Here are examples of the various types of masks that are being used to protect public health.  See also CDC Mask Guidance.

N-95 Respirators

About N-95 Respirators

Protect the wearer from breathing in airborne particles like viruses, bacteria, dust, wildfire smoke, and other particulate matter.

Employees with occupational exposures are required to wear these including healthcare workers and lab researchers. Because these masks make it harder to breathe, medical clearance is required for mandatory use, and a fit test is performed to ensure the respirator makes a good seal with the face. Facial hair must not interfere with the seal of the mask.

Voluntary use of N95s allows use without medical clearance and fit testing.  N95s are disposable and not intended for reuse in most cases.

Please do not buy or stock up on N-95s or surgical masks.

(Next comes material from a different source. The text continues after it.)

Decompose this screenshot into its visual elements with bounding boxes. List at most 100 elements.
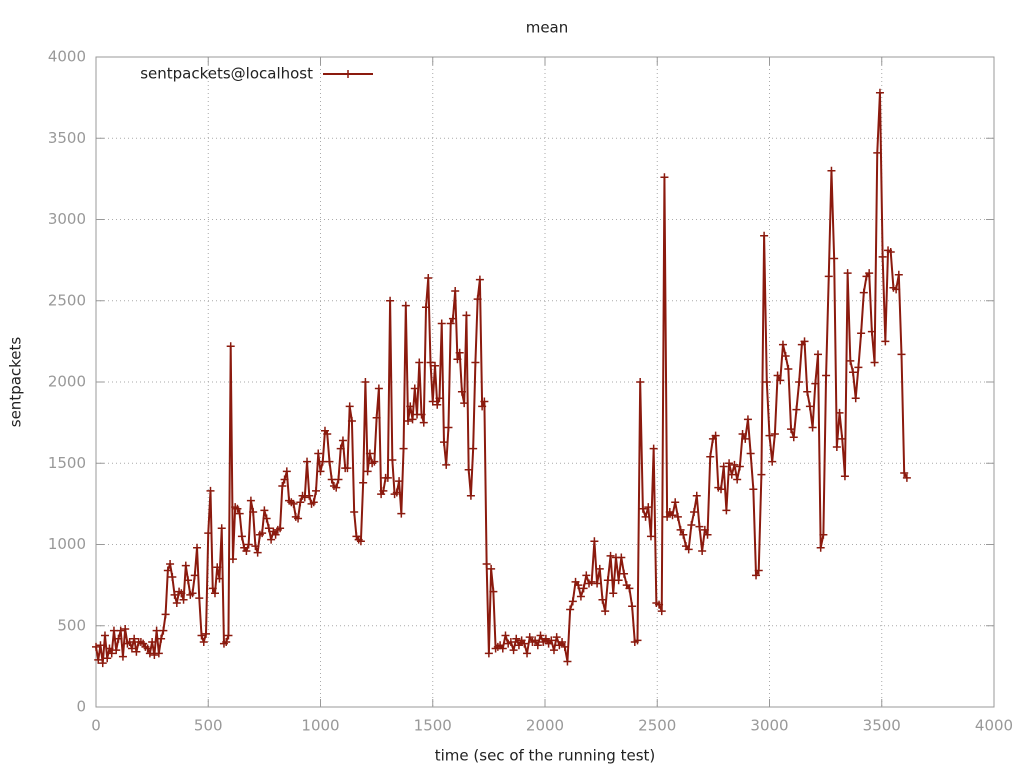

Please do not buy or stock up on surgical masks or N-95s. Preserve the limited supply of medical-grade masks such as an N-95 for health care workers or first-responders, who cannot use physical distance to protect themselves, especially from people at their most symptomatic, infectious period.  The City of Berkeley is collecting PPE donations through their website. All these donations will be vetted/ distributed to healthcare facilities, EMS partners, and Skilled Nursing Facilities/Long-term Care Facilities depending on need.

Cloth Masks

About Cloth Masks

These masks are sewn from cotton fabrics and constructed to look like a surgical mask, sometimes with a pleated panel. They function like a surgical mask, so long as the fabric weave is thick enough to prevent droplet penetration when coughing and sneezing.  Cloth masks should be washed before reuse.

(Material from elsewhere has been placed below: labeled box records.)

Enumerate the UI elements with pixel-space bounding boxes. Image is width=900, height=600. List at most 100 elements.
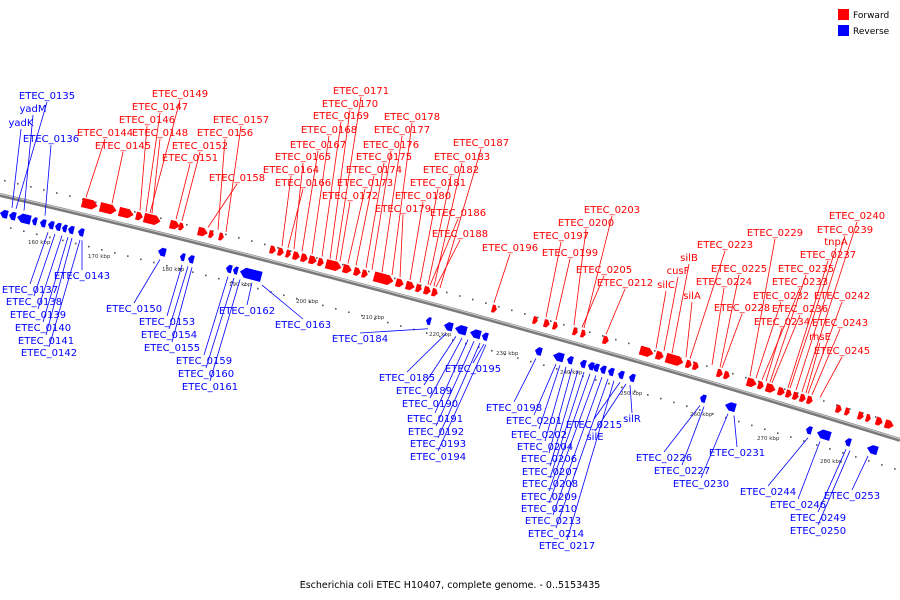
leader-line — [419, 188, 439, 283]
track-dot — [134, 211, 136, 213]
track-dot — [251, 240, 253, 242]
reverse-gene-arrow — [67, 225, 75, 235]
track-dot — [342, 263, 344, 266]
leader-line — [246, 282, 253, 306]
track-dot — [75, 242, 77, 245]
track-dot — [647, 394, 649, 396]
gene-shape — [745, 377, 757, 388]
gene-shape — [834, 404, 842, 413]
reverse-gene-arrow — [535, 347, 543, 356]
gene-shape — [455, 325, 468, 336]
gene-shape — [414, 283, 422, 293]
leader-line — [819, 356, 843, 398]
reverse-gene-arrow — [599, 365, 607, 374]
leader-line — [851, 455, 869, 491]
track-dot — [257, 287, 259, 290]
track-dot — [836, 404, 838, 406]
track-dot — [348, 311, 350, 314]
gene-label: ETEC_0200 — [558, 218, 614, 229]
reverse-gene-arrow — [426, 317, 432, 326]
gene-shape — [764, 382, 776, 393]
leader-line — [209, 279, 241, 382]
forward-gene-arrow — [352, 267, 361, 276]
leader-line — [749, 238, 776, 377]
forward-gene-arrow — [142, 212, 161, 226]
gene-label: ETEC_0193 — [410, 439, 466, 450]
gene-shape — [226, 264, 233, 274]
gene-label: ETEC_0189 — [396, 386, 452, 397]
track-dot — [88, 245, 90, 248]
gene-label: ETEC_0191 — [407, 414, 463, 425]
gene-shape — [535, 347, 543, 356]
gene-label: ETEC_0212 — [597, 278, 653, 289]
leader-line — [33, 233, 56, 297]
track-dot — [673, 401, 675, 404]
reverse-gene-arrow — [553, 352, 565, 363]
gene-label: ETEC_0154 — [141, 330, 197, 341]
reverse-gene-arrow — [628, 373, 636, 383]
leader-line — [767, 437, 809, 487]
gene-shape — [285, 249, 291, 258]
track-dot — [855, 456, 857, 458]
track-dot — [23, 230, 25, 232]
leader-line — [807, 301, 843, 394]
reverse-gene-arrow — [588, 362, 595, 371]
gene-shape — [67, 225, 75, 235]
gene-label: ETEC_0188 — [432, 229, 488, 240]
track-dot — [374, 318, 376, 320]
track-dot — [803, 440, 805, 442]
gene-shape — [553, 352, 565, 363]
track-dot — [790, 436, 792, 438]
forward-gene-arrow — [360, 269, 368, 278]
track-dot — [264, 243, 266, 246]
reverse-gene-arrow — [226, 264, 233, 274]
gene-label: ETEC_0239 — [817, 225, 873, 236]
reverse-gene-arrow — [579, 359, 587, 369]
leader-line — [789, 247, 837, 389]
gene-label: ETEC_0250 — [790, 526, 846, 537]
gene-label: silR — [623, 414, 641, 425]
gene-features — [0, 197, 894, 456]
forward-gene-arrow — [843, 407, 850, 416]
gene-label: ETEC_0228 — [714, 303, 770, 314]
reverse-gene-arrow — [239, 267, 263, 282]
leader-line — [42, 236, 69, 323]
track-dot — [777, 432, 779, 434]
forward-gene-arrow — [98, 202, 117, 215]
reverse-gene-arrow — [0, 209, 9, 219]
track-dot — [485, 302, 487, 304]
leader-line — [203, 276, 229, 356]
leader-line — [11, 128, 22, 208]
gene-shape — [579, 359, 587, 369]
gene-label: ETEC_0169 — [313, 111, 369, 122]
reverse-gene-arrow — [470, 329, 482, 340]
leader-line — [817, 450, 851, 526]
gene-label: ETEC_0246 — [770, 500, 826, 511]
track-dot — [491, 349, 493, 352]
gene-label: ETEC_0235 — [778, 264, 834, 275]
leader-line — [548, 373, 591, 492]
reverse-gene-arrow — [724, 402, 737, 413]
track-dot — [849, 408, 851, 410]
scale-tick-label: 270 kbp — [757, 436, 780, 442]
scale-ticks: 160 kbp 170 kbp 180 kbp 190 kbp 200 kbp 210 k… — [28, 240, 843, 465]
gene-shape — [791, 391, 799, 400]
gene-label: ETEC_0194 — [410, 452, 466, 463]
track-dot — [550, 320, 552, 323]
forward-gene-arrow — [404, 280, 415, 291]
gene-shape — [482, 332, 489, 341]
reverse-gene-arrow — [845, 438, 852, 447]
leader-line — [769, 274, 807, 383]
track-dot — [530, 360, 532, 363]
leader-line — [329, 109, 351, 259]
reverse-gene-arrow — [40, 219, 47, 228]
gene-shape — [98, 202, 117, 215]
track-dot — [17, 182, 19, 185]
gene-shape — [16, 213, 32, 225]
track-dot — [179, 268, 181, 270]
track-dot — [478, 346, 480, 349]
gene-label: ETEC_0148 — [132, 128, 188, 139]
reverse-gene-arrow — [54, 222, 62, 232]
track-dot — [446, 291, 448, 294]
gene-shape — [618, 370, 625, 380]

A cloth face covering is a material that covers the nose and mouth. It can be secured to the head with ties or straps or simply wrapped around the lower face. It can be made of a variety of materials, such as cotton, silk, or linen. A cloth face covering may be factory-made or sewn by hand or can be improvised from household items such as scarfs, T-shirts, sweatshirts, or towels. Make sure the covering is comfortable – you don’t want to have to keep adjusting the mask, which means touching your face.  Always wash your hands, or use hand sanitizer, before and after touching your face or face coverings.

How to Properly Wear and Care for Your Cloth Face Covering

From UC Berkeley EH&S: Video - How to Properly Wear and Care for Your Cloth Face Covering

Dust Masks

About Dust Masks

These look like N95 respirators but they may not have the proper certifications that N95s have (e.g. NIOSH certification). 

Dust masks are okay for voluntary use. They are typically sold in hardware stores for people who need protection from sawdust and other construction work.  Dust masks are disposable.

Neoprene Masks

About Neoprene Masks

These masks are typically designed for sports use where wind and thermal protection is desired.  Because the material is thick, it can prevent the spread of droplets from the mouth and nose, depending on mask design.  Neoprene fabrics are washable and reusable. Masks should be washed before reuse.

KN95 Masks

About KN95 Masks

Equivalent to N95 respirators, but are not cleared by the FDA and typically used in China.  With worldwide supply shortages of N95s in America, more KN95 masks are starting to appear in this country.

Surgical Masks

About Surgical Masks

These masks are not considered respirators; they do not filter out particles to the extent that N95 and KN95 masks do. Surgical masks contain droplets and spittle from the mouth and nose of the wearer.  Because they do not make a tight seal with the face, particles can enter around the edges of the mask. Surgical masks are disposable and not designed for reuse in most cases.